世の中でもっとも完成度の高い結晶は、皆さんがお持ちのスマートフォンのマイクロプロセッサやメモリに使用されているシリコン(Si)単結晶と思われますが、このシリコン単結晶にさえ未だ研究対象となる結晶欠陥が存在しています。結晶欠陥の研究はその舞台としてどのような結晶を選ぶかによって、その物理的な興味や研究手法が異なってきますが、私の研究室ではその対象として、近年、産業界で省エネルギー半導体として注目が集まっているSiC単結晶(禁制帯幅の大きな半導体で、ワイドギャップ半導体と呼ばれます)を取り上げています。
SiC単結晶は非常に頑丈な材料で、半導体の中でも力仕事に適した半導体と言えます。力仕事をする半導体(パワー半導体)は、身近なところではエアコンや電気自動車のインバータ(電気エネルギーの変換を司る装置で、例えば直流を交流に変換したりします)などに使用されています。
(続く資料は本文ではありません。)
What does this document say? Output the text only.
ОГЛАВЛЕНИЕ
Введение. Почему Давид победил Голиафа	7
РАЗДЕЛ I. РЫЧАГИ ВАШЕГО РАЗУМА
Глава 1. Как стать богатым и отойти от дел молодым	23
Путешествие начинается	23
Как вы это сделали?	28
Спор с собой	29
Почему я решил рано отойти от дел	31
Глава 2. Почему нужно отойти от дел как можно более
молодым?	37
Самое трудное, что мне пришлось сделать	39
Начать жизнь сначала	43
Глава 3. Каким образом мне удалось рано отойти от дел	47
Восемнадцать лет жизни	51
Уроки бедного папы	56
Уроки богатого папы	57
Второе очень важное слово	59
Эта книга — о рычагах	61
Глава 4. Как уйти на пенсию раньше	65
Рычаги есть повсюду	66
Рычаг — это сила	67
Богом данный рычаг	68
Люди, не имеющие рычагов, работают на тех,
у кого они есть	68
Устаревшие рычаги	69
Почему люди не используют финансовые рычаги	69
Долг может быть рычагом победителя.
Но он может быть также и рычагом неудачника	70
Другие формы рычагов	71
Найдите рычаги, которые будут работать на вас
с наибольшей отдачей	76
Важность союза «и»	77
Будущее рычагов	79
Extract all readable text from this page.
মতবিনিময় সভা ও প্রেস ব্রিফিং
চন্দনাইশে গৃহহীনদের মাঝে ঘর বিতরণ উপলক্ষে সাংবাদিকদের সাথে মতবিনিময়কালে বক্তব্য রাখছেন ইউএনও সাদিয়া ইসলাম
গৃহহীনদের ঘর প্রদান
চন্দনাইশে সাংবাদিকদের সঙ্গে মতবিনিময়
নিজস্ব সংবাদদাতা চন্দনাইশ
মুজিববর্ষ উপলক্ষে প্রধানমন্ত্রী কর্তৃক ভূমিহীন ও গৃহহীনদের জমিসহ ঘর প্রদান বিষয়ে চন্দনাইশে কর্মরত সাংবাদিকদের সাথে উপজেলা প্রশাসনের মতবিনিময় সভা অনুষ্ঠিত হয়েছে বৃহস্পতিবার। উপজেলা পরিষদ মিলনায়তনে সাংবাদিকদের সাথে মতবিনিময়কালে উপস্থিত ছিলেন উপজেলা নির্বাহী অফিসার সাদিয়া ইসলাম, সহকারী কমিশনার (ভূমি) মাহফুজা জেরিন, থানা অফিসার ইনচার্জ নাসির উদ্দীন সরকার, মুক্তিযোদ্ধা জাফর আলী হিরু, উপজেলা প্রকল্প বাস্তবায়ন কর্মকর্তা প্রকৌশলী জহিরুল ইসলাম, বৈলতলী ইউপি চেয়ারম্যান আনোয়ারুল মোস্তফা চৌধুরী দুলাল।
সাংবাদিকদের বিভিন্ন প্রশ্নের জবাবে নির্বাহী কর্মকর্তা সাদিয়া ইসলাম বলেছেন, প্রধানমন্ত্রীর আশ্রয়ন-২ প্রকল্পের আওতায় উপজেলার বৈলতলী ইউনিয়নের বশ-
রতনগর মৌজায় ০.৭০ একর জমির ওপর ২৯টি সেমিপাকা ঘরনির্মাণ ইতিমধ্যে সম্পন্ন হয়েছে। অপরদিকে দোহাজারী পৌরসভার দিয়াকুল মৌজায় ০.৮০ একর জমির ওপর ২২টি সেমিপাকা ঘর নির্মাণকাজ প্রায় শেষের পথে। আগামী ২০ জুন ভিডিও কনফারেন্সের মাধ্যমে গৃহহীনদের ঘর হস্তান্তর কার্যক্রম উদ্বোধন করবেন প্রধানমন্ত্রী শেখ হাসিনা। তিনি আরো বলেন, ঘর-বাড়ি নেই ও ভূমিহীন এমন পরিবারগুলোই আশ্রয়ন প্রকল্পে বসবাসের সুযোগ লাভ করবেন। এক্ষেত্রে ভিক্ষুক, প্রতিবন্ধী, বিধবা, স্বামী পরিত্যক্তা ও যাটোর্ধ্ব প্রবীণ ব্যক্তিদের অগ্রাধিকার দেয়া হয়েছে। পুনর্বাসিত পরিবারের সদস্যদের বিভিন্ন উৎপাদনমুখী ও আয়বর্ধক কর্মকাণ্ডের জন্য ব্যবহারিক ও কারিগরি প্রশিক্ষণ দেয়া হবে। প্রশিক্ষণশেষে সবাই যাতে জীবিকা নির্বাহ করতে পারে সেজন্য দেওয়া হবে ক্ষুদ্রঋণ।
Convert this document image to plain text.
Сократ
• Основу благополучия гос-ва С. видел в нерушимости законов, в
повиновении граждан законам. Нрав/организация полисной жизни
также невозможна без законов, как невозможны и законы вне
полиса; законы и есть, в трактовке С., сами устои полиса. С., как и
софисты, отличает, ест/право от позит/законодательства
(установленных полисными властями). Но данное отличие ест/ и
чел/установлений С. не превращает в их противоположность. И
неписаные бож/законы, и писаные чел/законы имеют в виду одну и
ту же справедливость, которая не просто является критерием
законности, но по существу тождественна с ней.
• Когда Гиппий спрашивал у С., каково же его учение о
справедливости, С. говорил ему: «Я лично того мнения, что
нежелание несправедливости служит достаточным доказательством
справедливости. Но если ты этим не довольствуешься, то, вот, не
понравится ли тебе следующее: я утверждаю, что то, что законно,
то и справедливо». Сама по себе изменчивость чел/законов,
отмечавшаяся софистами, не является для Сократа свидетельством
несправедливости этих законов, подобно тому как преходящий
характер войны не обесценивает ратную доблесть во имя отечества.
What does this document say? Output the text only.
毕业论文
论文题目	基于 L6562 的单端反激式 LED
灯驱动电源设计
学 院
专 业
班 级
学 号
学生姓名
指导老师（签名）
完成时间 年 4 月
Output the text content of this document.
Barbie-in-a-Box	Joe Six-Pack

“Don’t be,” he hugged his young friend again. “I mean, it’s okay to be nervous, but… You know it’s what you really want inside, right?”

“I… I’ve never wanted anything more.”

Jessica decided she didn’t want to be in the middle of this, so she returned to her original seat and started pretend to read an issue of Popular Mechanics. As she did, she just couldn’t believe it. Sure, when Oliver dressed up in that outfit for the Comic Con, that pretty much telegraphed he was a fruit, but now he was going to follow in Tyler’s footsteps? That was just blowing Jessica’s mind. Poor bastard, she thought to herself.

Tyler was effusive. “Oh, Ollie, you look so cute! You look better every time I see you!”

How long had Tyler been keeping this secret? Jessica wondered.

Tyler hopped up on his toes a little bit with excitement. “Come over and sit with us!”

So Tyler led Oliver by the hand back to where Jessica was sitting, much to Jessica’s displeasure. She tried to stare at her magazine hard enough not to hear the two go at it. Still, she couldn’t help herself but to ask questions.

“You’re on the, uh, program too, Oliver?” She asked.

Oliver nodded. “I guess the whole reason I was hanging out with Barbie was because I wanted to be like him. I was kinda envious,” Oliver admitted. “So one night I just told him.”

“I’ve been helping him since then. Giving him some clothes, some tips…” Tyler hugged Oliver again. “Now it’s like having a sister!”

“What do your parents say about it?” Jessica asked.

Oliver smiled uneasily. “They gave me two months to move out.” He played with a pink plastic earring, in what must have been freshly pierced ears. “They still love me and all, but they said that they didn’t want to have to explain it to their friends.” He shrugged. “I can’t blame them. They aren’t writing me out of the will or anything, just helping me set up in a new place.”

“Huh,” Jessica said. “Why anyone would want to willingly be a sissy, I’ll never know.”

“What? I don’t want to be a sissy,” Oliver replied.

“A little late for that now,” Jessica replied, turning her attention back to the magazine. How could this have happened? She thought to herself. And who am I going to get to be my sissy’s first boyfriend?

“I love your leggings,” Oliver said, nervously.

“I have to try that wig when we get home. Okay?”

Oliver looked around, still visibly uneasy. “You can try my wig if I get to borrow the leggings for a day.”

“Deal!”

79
このようなインバータにSiC単結晶を適用すると、電気を用いて仕事をさせる(例えば自動車を走らせる)際に、熱として無駄にしていたエネルギーを大幅に削減することができます(つまり省エネルギー化を実現できます)。
次世代の省エネルギー半導体として大きな期待が集まっているSiC単結晶ですが、その結晶中にはまだまだ多くの結晶欠陥が存在しています(多いと言っても、原子数で言えば1億個に1個ぐらいの割合なのですが)。結晶欠陥があると、期待される特性が発現しなかったり、信頼性が得られなかったりします。このように、ミクロな大きさの結晶欠陥がほんの少し存在するだけで、材料のマクロ的な特性が変わってしまうところが結晶欠陥研究の興味深いところであり、工業的に重要な点ではないかと思います。私の研究室では、SiC単結晶中の結晶欠陥の成因・発生機構を明らかにし、その知見を基に、より良質な単結晶を実現することを産業界と一緒に進めています。興味のある学生さんのご参加をお待ちしています。

教育目標

エネルギー問題は難敵です。その解決には、かなりの時間と労力が必要になると思います。皆さんには、この難敵にチャレンジするための「知識」と、その解決を通して社会に貢献しようとする「使命感」を身に付けてもらいたいと思っています。我々教員はそのお手伝いをしたいと思っています。